I’m not saying designer shops are any better – I don’t frequent those outlets enough to comment. But the likes of Weekday, Monki, H&M and Uniqlo all stock plain, sporty basics (T-shirts and jeans) that are basically interchangeable. Urban Outfitters is the same, but some items might be tie-dye or neon. Meanwhile, Zara, & Other Stories and Cos (too many of these brands are owned by H&M) sell the workwear-oriented version of this, with plain wrap dresses, shift dresses, cropped trousers and blazers, almost always in muted tones and very familiar boxy shapes and cuts. I call this style of clothing “the Scandinavian workwear-thing” – and I remember when it was new and fresh, and when people would joke about wanting to be “the Cos woman”. That was more than a decade ago now.
Fashion has always been repetitive: historic trends are recycled, but popular items are also replicated across brands (that is essentially what a trend is); but the rate at which things are copied has accelerated over the past few decades and, at the same time, things seem to have stopped moving forward. Black skinny jeans, which look bad on almost everyone (they make even very thin people look like bloated storks) have been stocked and worn widely for more than 20 years. They never went away and came back again, but instead lingered for that entire time.
And it’s not just skinny jeans. Other items that seem to have been sold across every high-street shop continuously for years now include swishy trousers (almost always in black, grey, pale peach or taupe) with a high waist and a wide cloth belt; cropped trousers in an office-friendly material; cropped denim trousers; straight-legged denim trousers; stretchy flares; scoop-neck T-shirts with a cap sleeve (maybe the most unflattering item ever designed); muted-tone wrap dresses; long dresses made of wool; sheer blouses (often black) usually worn with an opaque vest underneath for modesty; work shirts with a round collar; long belted beige cardigans; stretchy jeans with a pretend fade; smock dresses and tabard shirts.
What high-street shops offer now is essentially a lumpen average of too many people’s tastes and lifestyles. This is the result of a consumer culture in which everyone is being catered to all of the time. And newness (as in a constant stream of new products) is treated as akin to innovation: nobody is really being catered to, and nothing is really new. Dean Kissick put it well in a recent Spike Art column, saying: “There’s just too much of everything. There are too many different Oreos. 65 flavours in eight years is too many.”
A “fashion lover” in this landscape is not a person with any particular taste, but rather a person who enjoys constantly shopping for new things that are essentially the same as the old things. A person who thinks that buying items from heavily marketed, occasional designer/high-street collaborations is a mark of discernment or style, rather than extreme susceptibility. Is it any wonder that so many young women have turned to secondhand shopping instead? Apparently, one third of all millennial and Gen Z women in the UK use secondhand shopping platform Depop. Anecdotally, all of the well-dressed people I know speak of the high street with a sense of dread, a place where you “have to go to get black trousers for work”.

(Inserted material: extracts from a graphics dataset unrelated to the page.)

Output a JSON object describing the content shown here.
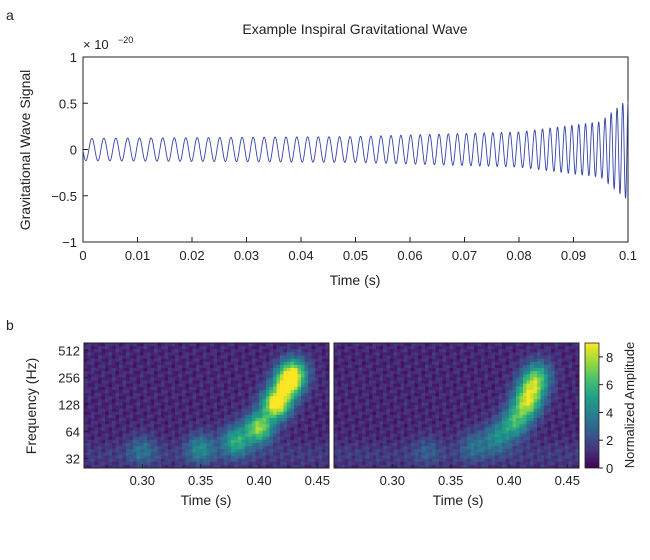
{
  "colors": {
    "axis": "#222222",
    "signal": "#3344aa",
    "colormap": [
      "#440154",
      "#46327e",
      "#365c8d",
      "#277f8e",
      "#1fa187",
      "#4ac16d",
      "#a0da39",
      "#fde725"
    ]
  },
  "chart_data": [
    {
      "panel_label": "a",
      "type": "line",
      "title": "Example Inspiral Gravitational Wave",
      "xlabel": "Time (s)",
      "ylabel": "Gravitational Wave Signal",
      "y_multiplier": "× 10",
      "y_multiplier_exp": "−20",
      "xlim": [
        0,
        0.1
      ],
      "ylim": [
        -1,
        1
      ],
      "xticks": [
        0,
        0.01,
        0.02,
        0.03,
        0.04,
        0.05,
        0.06,
        0.07,
        0.08,
        0.09,
        0.1
      ],
      "xtick_labels": [
        "0",
        "0.01",
        "0.02",
        "0.03",
        "0.04",
        "0.05",
        "0.06",
        "0.07",
        "0.08",
        "0.09",
        "0.1"
      ],
      "yticks": [
        1,
        0.5,
        0,
        -0.5,
        -1
      ],
      "ytick_labels": [
        "1",
        "0.5",
        "0",
        "−0.5",
        "−1"
      ],
      "series": [
        {
          "description_points": [
            {
              "t": 0.0,
              "amplitude": 0.12,
              "frequency_hz": 450
            },
            {
              "t": 0.05,
              "amplitude": 0.14,
              "frequency_hz": 520
            },
            {
              "t": 0.08,
              "amplitude": 0.19,
              "frequency_hz": 650
            },
            {
              "t": 0.095,
              "amplitude": 0.3,
              "frequency_hz": 850
            },
            {
              "t": 0.1,
              "amplitude": 0.55,
              "frequency_hz": 1000
            }
          ]
        }
      ],
      "grid": false
    },
    {
      "panel_label": "b",
      "type": "heatmap",
      "ylabel": "Frequency (Hz)",
      "colorbar_label": "Normalized Amplitude",
      "colorbar_ticks": [
        0,
        2,
        4,
        6,
        8
      ],
      "colorbar_range": [
        0,
        9
      ],
      "yticks": [
        32,
        64,
        128,
        256,
        512
      ],
      "ytick_labels": [
        "32",
        "64",
        "128",
        "256",
        "512"
      ],
      "yscale": "log2",
      "ylim": [
        25,
        620
      ],
      "panels": [
        {
          "xlabel": "Time (s)",
          "xlim": [
            0.25,
            0.46
          ],
          "xticks": [
            0.3,
            0.35,
            0.4,
            0.45
          ],
          "xtick_labels": [
            "0.30",
            "0.35",
            "0.40",
            "0.45"
          ],
          "chirp_track": [
            {
              "t": 0.3,
              "f": 40,
              "amp": 2.0
            },
            {
              "t": 0.35,
              "f": 42,
              "amp": 3.0
            },
            {
              "t": 0.38,
              "f": 50,
              "amp": 4.5
            },
            {
              "t": 0.4,
              "f": 70,
              "amp": 6.5
            },
            {
              "t": 0.415,
              "f": 130,
              "amp": 8.5
            },
            {
              "t": 0.425,
              "f": 220,
              "amp": 7.5
            },
            {
              "t": 0.43,
              "f": 300,
              "amp": 5.0
            }
          ]
        },
        {
          "xlabel": "Time (s)",
          "xlim": [
            0.25,
            0.46
          ],
          "xticks": [
            0.3,
            0.35,
            0.4,
            0.45
          ],
          "xtick_labels": [
            "0.30",
            "0.35",
            "0.40",
            "0.45"
          ],
          "chirp_track": [
            {
              "t": 0.33,
              "f": 40,
              "amp": 1.2
            },
            {
              "t": 0.37,
              "f": 45,
              "amp": 2.0
            },
            {
              "t": 0.39,
              "f": 55,
              "amp": 3.0
            },
            {
              "t": 0.405,
              "f": 80,
              "amp": 4.5
            },
            {
              "t": 0.415,
              "f": 130,
              "amp": 6.0
            },
            {
              "t": 0.42,
              "f": 200,
              "amp": 5.0
            },
            {
              "t": 0.425,
              "f": 280,
              "amp": 3.5
            }
          ]
        }
      ]
    }
  ]
}
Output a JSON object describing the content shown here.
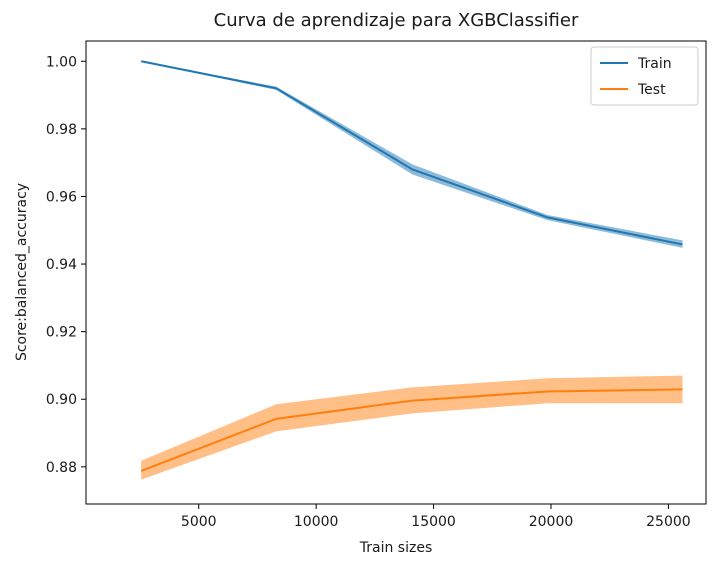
{
  "chart_data": {
    "type": "line",
    "title": "Curva de aprendizaje para XGBClassifier",
    "xlabel": "Train sizes",
    "ylabel": "Score:balanced_accuracy",
    "xlim": [
      200,
      26600
    ],
    "ylim": [
      0.869,
      1.006
    ],
    "xticks": [
      5000,
      10000,
      15000,
      20000,
      25000
    ],
    "xtick_labels": [
      "5000",
      "10000",
      "15000",
      "20000",
      "25000"
    ],
    "yticks": [
      0.88,
      0.9,
      0.92,
      0.94,
      0.96,
      0.98,
      1.0
    ],
    "ytick_labels": [
      "0.88",
      "0.90",
      "0.92",
      "0.94",
      "0.96",
      "0.98",
      "1.00"
    ],
    "grid": false,
    "legend_position": "top-right",
    "x": [
      2550,
      8300,
      14100,
      19850,
      25600
    ],
    "series": [
      {
        "name": "Train",
        "color": "#1f77b4",
        "values": [
          1.0,
          0.992,
          0.968,
          0.9538,
          0.9458
        ],
        "band_upper": [
          1.0,
          0.9925,
          0.9695,
          0.9545,
          0.947
        ],
        "band_lower": [
          1.0,
          0.9915,
          0.9665,
          0.953,
          0.9448
        ]
      },
      {
        "name": "Test",
        "color": "#ff7f0e",
        "values": [
          0.8788,
          0.8942,
          0.8996,
          0.9023,
          0.9029
        ],
        "band_upper": [
          0.8818,
          0.8985,
          0.9035,
          0.9062,
          0.907
        ],
        "band_lower": [
          0.8762,
          0.8905,
          0.8958,
          0.8988,
          0.8988
        ]
      }
    ]
  }
}
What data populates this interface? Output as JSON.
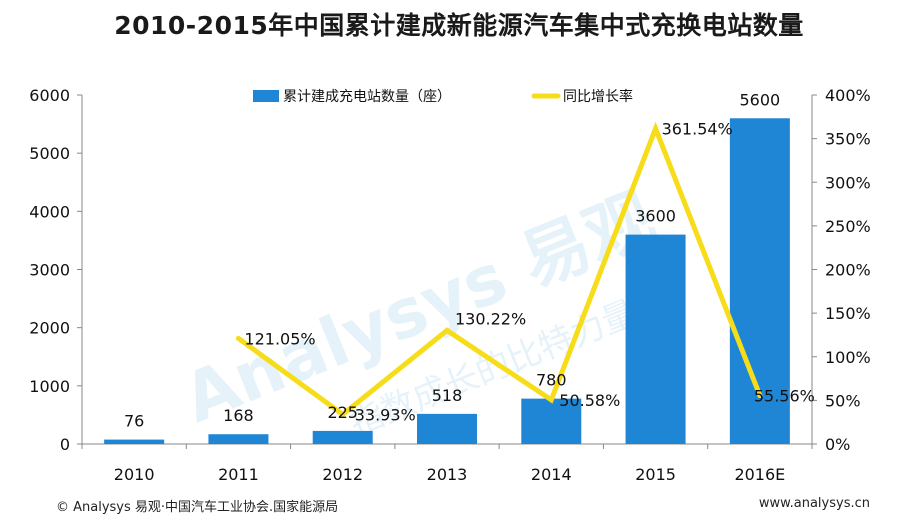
{
  "title": "2010-2015年中国累计建成新能源汽车集中式充换电站数量",
  "footer": {
    "source": "© Analysys 易观·中国汽车工业协会.国家能源局",
    "url": "www.analysys.cn"
  },
  "watermark": "Analysys 易观 指数成长的比特力量",
  "colors": {
    "bar": "#1f86d6",
    "line": "#f7dc1a",
    "axis": "#888888",
    "text": "#111111"
  },
  "chart_data": {
    "type": "bar",
    "categories": [
      "2010",
      "2011",
      "2012",
      "2013",
      "2014",
      "2015",
      "2016E"
    ],
    "series": [
      {
        "name": "累计建成充电站数量（座）",
        "type": "bar",
        "axis": "left",
        "values": [
          76,
          168,
          225,
          518,
          780,
          3600,
          5600
        ],
        "labels": [
          "76",
          "168",
          "225",
          "518",
          "780",
          "3600",
          "5600"
        ]
      },
      {
        "name": "同比增长率",
        "type": "line",
        "axis": "right",
        "values": [
          null,
          121.05,
          33.93,
          130.22,
          50.58,
          361.54,
          55.56
        ],
        "labels": [
          "",
          "121.05%",
          "33.93%",
          "130.22%",
          "50.58%",
          "361.54%",
          "55.56%"
        ]
      }
    ],
    "y_left": {
      "min": 0,
      "max": 6000,
      "ticks": [
        "0",
        "1000",
        "2000",
        "3000",
        "4000",
        "5000",
        "6000"
      ]
    },
    "y_right": {
      "min": 0,
      "max": 400,
      "ticks": [
        "0%",
        "50%",
        "100%",
        "150%",
        "200%",
        "250%",
        "300%",
        "350%",
        "400%"
      ]
    },
    "legend_position": "top",
    "grid": false
  }
}
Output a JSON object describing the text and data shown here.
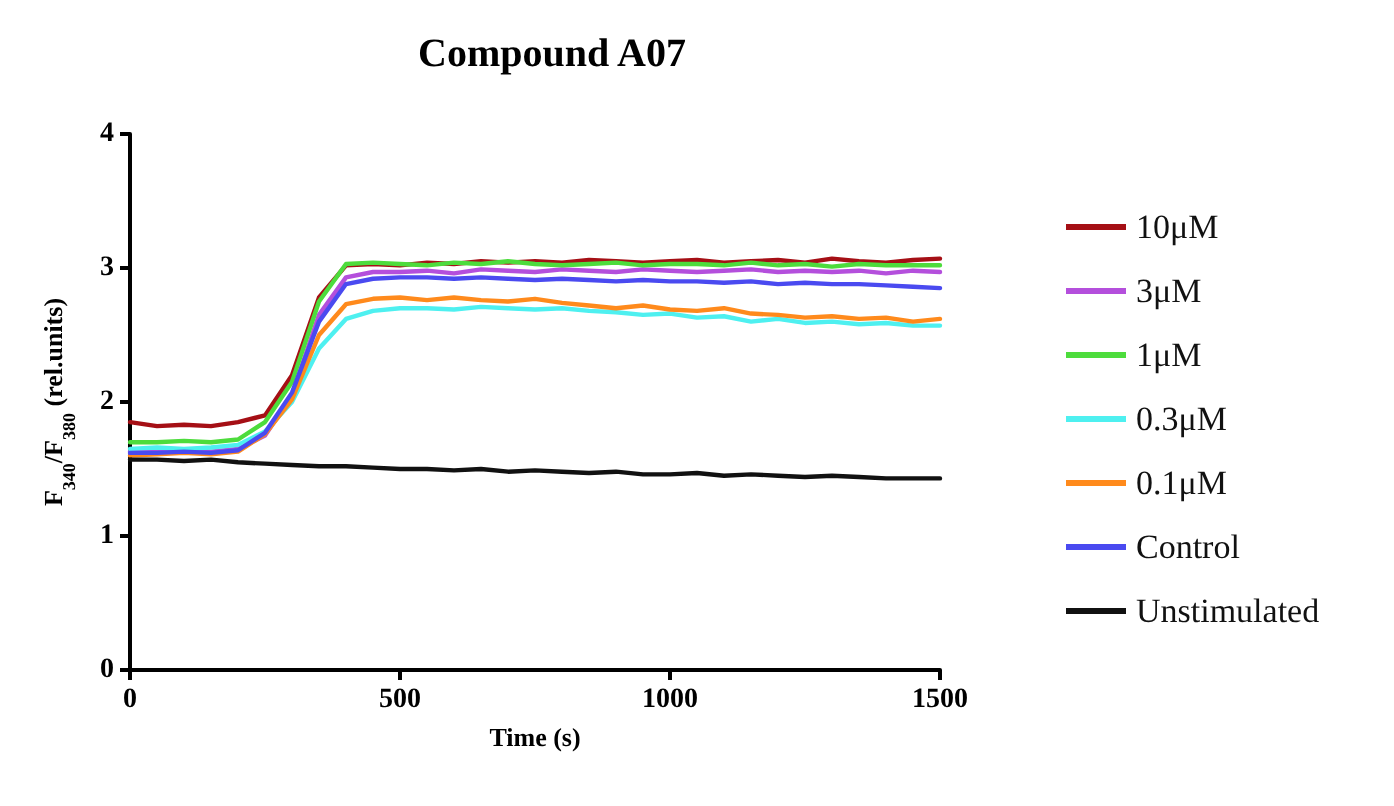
{
  "chart_data": {
    "type": "line",
    "title": "Compound A07",
    "xlabel": "Time (s)",
    "ylabel": "F$_{340}$/F$_{380}$ (rel.units)",
    "x": [
      0,
      50,
      100,
      150,
      200,
      250,
      300,
      350,
      400,
      450,
      500,
      550,
      600,
      650,
      700,
      750,
      800,
      850,
      900,
      950,
      1000,
      1050,
      1100,
      1150,
      1200,
      1250,
      1300,
      1350,
      1400,
      1450,
      1500
    ],
    "series": [
      {
        "name": "10μM",
        "color": "#a50f15",
        "values": [
          1.85,
          1.82,
          1.83,
          1.82,
          1.85,
          1.9,
          2.2,
          2.78,
          3.02,
          3.03,
          3.02,
          3.04,
          3.03,
          3.05,
          3.04,
          3.05,
          3.04,
          3.06,
          3.05,
          3.04,
          3.05,
          3.06,
          3.04,
          3.05,
          3.06,
          3.04,
          3.07,
          3.05,
          3.04,
          3.06,
          3.07
        ]
      },
      {
        "name": "3μM",
        "color": "#b44fdc",
        "values": [
          1.63,
          1.63,
          1.64,
          1.63,
          1.65,
          1.75,
          2.05,
          2.65,
          2.93,
          2.97,
          2.97,
          2.98,
          2.96,
          2.99,
          2.98,
          2.97,
          2.99,
          2.98,
          2.97,
          2.99,
          2.98,
          2.97,
          2.98,
          2.99,
          2.97,
          2.98,
          2.97,
          2.98,
          2.96,
          2.98,
          2.97
        ]
      },
      {
        "name": "1μM",
        "color": "#4ddc3c",
        "values": [
          1.7,
          1.7,
          1.71,
          1.7,
          1.72,
          1.85,
          2.15,
          2.75,
          3.03,
          3.04,
          3.03,
          3.02,
          3.04,
          3.03,
          3.05,
          3.03,
          3.02,
          3.03,
          3.04,
          3.02,
          3.03,
          3.03,
          3.02,
          3.04,
          3.02,
          3.03,
          3.01,
          3.03,
          3.02,
          3.02,
          3.02
        ]
      },
      {
        "name": "0.3μM",
        "color": "#4ef0f0",
        "values": [
          1.65,
          1.66,
          1.65,
          1.66,
          1.68,
          1.78,
          2.0,
          2.4,
          2.62,
          2.68,
          2.7,
          2.7,
          2.69,
          2.71,
          2.7,
          2.69,
          2.7,
          2.68,
          2.67,
          2.65,
          2.66,
          2.63,
          2.64,
          2.6,
          2.62,
          2.59,
          2.6,
          2.58,
          2.59,
          2.57,
          2.57
        ]
      },
      {
        "name": "0.1μM",
        "color": "#ff8a1c",
        "values": [
          1.6,
          1.61,
          1.62,
          1.61,
          1.63,
          1.76,
          2.02,
          2.5,
          2.73,
          2.77,
          2.78,
          2.76,
          2.78,
          2.76,
          2.75,
          2.77,
          2.74,
          2.72,
          2.7,
          2.72,
          2.69,
          2.68,
          2.7,
          2.66,
          2.65,
          2.63,
          2.64,
          2.62,
          2.63,
          2.6,
          2.62
        ]
      },
      {
        "name": "Control",
        "color": "#4a4af0",
        "values": [
          1.62,
          1.62,
          1.63,
          1.62,
          1.64,
          1.77,
          2.07,
          2.6,
          2.88,
          2.92,
          2.93,
          2.93,
          2.92,
          2.93,
          2.92,
          2.91,
          2.92,
          2.91,
          2.9,
          2.91,
          2.9,
          2.9,
          2.89,
          2.9,
          2.88,
          2.89,
          2.88,
          2.88,
          2.87,
          2.86,
          2.85
        ]
      },
      {
        "name": "Unstimulated",
        "color": "#111111",
        "values": [
          1.57,
          1.57,
          1.56,
          1.57,
          1.55,
          1.54,
          1.53,
          1.52,
          1.52,
          1.51,
          1.5,
          1.5,
          1.49,
          1.5,
          1.48,
          1.49,
          1.48,
          1.47,
          1.48,
          1.46,
          1.46,
          1.47,
          1.45,
          1.46,
          1.45,
          1.44,
          1.45,
          1.44,
          1.43,
          1.43,
          1.43
        ]
      }
    ],
    "xlim": [
      0,
      1500
    ],
    "xticks": [
      0,
      500,
      1000,
      1500
    ],
    "ylim": [
      0,
      4
    ],
    "yticks": [
      0,
      1,
      2,
      3,
      4
    ],
    "grid": false,
    "legend": "right",
    "marker": "none",
    "line_style": "solid"
  }
}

There is a way of talking about anti-consumerism as if it is bland and joyless. This ignores the fact that consumerism itself is also now totally bland and joyless. The companies that dominate our high streets are risk-averse and put themselves under pressure to make too many things. And I think it says something about the world we have organised for ourselves that an industry responsible for so much exploitation, destruction and rubbish, is also so miserably drab and boring.